«La réforme des soins de santé ne peut pas attendre, ne doit pas attendre et n'attendra pas une année de plus», a martelé Barack Obama devant le Congrès la semaine dernière. Le président américain expliquera demain comment il compte s'y prendre pour assurer une couverture minimale à chacun de ses concitoyens. Le défi est colossal, mais le moment n'a jamais été aussi favorable pour s'y attaquer.

Les assureurs privés, qui ont si bien réussi à faire dérailler la première tentative de l'administration Clinton, doivent désormais manoeuvrer avec plus de subtilité. Quelque 46 millions d'Américains n'ont aucune couverture et 25 millions ne peuvent pas se payer de protection suffisante.
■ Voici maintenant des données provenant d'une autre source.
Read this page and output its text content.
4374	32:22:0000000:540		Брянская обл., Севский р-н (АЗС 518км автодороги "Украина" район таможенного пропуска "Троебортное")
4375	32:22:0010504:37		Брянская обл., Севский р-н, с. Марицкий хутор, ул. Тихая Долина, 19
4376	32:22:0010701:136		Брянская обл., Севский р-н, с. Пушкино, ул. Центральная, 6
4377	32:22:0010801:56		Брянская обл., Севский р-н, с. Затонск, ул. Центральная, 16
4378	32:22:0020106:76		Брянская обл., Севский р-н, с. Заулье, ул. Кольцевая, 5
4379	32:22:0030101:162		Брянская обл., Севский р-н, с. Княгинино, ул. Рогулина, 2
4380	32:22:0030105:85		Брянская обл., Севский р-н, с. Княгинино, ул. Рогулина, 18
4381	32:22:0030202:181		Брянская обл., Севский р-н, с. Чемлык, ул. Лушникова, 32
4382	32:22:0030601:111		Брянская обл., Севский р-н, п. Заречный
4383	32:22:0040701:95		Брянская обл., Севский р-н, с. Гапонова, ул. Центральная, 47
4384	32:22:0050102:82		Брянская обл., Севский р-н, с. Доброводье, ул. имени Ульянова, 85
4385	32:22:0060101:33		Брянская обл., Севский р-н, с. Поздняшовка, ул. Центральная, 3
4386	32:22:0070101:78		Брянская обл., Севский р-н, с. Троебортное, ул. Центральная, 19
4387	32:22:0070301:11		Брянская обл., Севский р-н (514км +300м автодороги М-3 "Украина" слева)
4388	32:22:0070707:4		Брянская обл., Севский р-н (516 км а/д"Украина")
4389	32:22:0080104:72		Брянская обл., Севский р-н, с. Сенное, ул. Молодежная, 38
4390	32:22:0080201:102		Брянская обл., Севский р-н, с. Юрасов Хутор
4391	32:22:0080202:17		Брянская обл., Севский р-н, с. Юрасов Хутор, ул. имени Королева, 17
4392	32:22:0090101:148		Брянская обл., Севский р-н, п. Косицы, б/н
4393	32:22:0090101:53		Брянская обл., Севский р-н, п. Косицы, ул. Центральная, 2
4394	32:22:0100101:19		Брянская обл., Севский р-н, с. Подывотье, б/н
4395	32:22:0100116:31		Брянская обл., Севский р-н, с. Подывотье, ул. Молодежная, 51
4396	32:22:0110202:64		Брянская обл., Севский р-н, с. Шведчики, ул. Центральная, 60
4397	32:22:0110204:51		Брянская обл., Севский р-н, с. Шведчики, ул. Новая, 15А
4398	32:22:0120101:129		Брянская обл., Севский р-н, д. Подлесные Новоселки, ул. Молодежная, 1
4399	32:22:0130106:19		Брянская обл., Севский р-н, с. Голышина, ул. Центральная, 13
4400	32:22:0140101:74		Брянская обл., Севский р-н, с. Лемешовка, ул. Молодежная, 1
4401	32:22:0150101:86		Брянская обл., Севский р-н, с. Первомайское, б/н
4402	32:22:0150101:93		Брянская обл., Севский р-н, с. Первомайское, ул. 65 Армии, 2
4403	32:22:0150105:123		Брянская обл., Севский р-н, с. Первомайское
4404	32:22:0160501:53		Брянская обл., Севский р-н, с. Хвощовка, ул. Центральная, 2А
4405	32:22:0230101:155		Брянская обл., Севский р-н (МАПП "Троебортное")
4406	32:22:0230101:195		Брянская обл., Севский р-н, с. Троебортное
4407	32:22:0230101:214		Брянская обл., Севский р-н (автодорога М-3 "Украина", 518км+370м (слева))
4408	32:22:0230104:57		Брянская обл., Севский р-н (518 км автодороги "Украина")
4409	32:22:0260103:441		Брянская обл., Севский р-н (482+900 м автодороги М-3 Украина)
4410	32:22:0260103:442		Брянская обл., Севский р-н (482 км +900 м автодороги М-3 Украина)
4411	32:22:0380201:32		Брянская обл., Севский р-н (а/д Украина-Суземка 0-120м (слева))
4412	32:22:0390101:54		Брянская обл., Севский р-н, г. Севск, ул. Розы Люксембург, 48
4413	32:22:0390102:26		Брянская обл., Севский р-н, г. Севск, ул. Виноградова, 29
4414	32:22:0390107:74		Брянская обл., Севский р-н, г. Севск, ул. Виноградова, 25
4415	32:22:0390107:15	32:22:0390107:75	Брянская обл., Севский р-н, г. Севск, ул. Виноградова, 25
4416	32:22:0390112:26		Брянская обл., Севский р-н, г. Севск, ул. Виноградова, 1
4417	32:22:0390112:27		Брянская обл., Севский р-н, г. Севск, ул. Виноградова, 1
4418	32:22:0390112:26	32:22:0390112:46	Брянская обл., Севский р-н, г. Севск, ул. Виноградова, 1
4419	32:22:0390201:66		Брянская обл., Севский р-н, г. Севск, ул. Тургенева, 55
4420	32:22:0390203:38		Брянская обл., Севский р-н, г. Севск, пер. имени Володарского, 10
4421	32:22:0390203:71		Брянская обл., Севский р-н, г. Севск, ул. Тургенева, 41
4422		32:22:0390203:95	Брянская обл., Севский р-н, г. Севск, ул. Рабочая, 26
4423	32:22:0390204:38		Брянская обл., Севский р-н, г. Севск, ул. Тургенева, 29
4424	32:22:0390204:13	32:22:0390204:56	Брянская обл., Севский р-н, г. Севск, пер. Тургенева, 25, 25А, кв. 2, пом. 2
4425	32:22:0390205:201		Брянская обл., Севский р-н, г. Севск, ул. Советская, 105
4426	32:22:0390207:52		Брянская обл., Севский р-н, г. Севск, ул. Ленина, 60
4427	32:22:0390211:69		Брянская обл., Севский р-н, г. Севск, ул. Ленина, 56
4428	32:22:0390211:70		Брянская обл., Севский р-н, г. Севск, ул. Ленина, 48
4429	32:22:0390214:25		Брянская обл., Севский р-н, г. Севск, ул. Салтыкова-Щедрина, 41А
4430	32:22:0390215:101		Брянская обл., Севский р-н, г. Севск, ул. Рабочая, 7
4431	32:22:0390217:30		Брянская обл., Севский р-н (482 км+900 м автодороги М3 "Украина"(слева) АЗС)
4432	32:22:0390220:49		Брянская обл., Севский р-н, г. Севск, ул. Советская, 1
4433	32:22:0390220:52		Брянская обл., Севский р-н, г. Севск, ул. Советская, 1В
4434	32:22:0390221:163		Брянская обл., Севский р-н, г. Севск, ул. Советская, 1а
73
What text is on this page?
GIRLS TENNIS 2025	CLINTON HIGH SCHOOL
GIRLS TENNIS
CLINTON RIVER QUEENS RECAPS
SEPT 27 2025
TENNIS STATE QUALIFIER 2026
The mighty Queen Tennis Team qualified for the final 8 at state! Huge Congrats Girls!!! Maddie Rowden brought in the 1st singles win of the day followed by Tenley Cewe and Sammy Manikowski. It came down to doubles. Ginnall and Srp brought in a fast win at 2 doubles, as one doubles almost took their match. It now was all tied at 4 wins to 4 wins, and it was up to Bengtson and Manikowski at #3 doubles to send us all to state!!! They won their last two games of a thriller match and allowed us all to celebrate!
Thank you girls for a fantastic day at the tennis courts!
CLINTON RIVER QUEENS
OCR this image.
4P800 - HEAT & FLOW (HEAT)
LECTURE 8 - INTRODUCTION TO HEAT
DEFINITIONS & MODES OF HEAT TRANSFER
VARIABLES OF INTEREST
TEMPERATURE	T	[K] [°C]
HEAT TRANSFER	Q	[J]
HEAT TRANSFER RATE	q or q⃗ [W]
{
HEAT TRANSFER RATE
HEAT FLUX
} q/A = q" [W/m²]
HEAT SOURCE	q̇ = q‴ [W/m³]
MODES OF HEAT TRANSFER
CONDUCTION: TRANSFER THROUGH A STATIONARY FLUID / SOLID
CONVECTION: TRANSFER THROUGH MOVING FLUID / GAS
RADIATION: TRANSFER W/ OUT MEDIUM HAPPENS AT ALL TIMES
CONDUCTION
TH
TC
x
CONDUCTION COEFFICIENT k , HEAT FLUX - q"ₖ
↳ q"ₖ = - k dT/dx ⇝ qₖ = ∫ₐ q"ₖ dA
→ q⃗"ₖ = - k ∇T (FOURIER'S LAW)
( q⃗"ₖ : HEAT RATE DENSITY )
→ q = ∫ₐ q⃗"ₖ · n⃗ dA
Un problème de santé relativement mineur suffit à mettre leurs finances en péril. Plusieurs risquent d'ailleurs la faillite à cause de factures d'hôpitaux impayées. Sans compter les milliers de nouveaux chômeurs qui découvrent chaque semaine à quel point il est coûteux et difficile de s'assurer par soi-même. Bref, le moment est mal choisi pour défendre le statu quo. Le lobby de l'assurance marche sur des oeufs.

 

D'autant que les citoyens ne sont pas les seuls à se plaindre du système existant. Assurer les employés coûte une fortune aux entreprises. Chez GM, par exemple, les coûts de santé représentent environ 1500$ par véhicule vendu. Il s'agit d'un cas extrême, mais le constructeur est loin d'être le seul à dénoncer ce fardeau. Et avec la récession, le problème est plus d'actualité que jamais.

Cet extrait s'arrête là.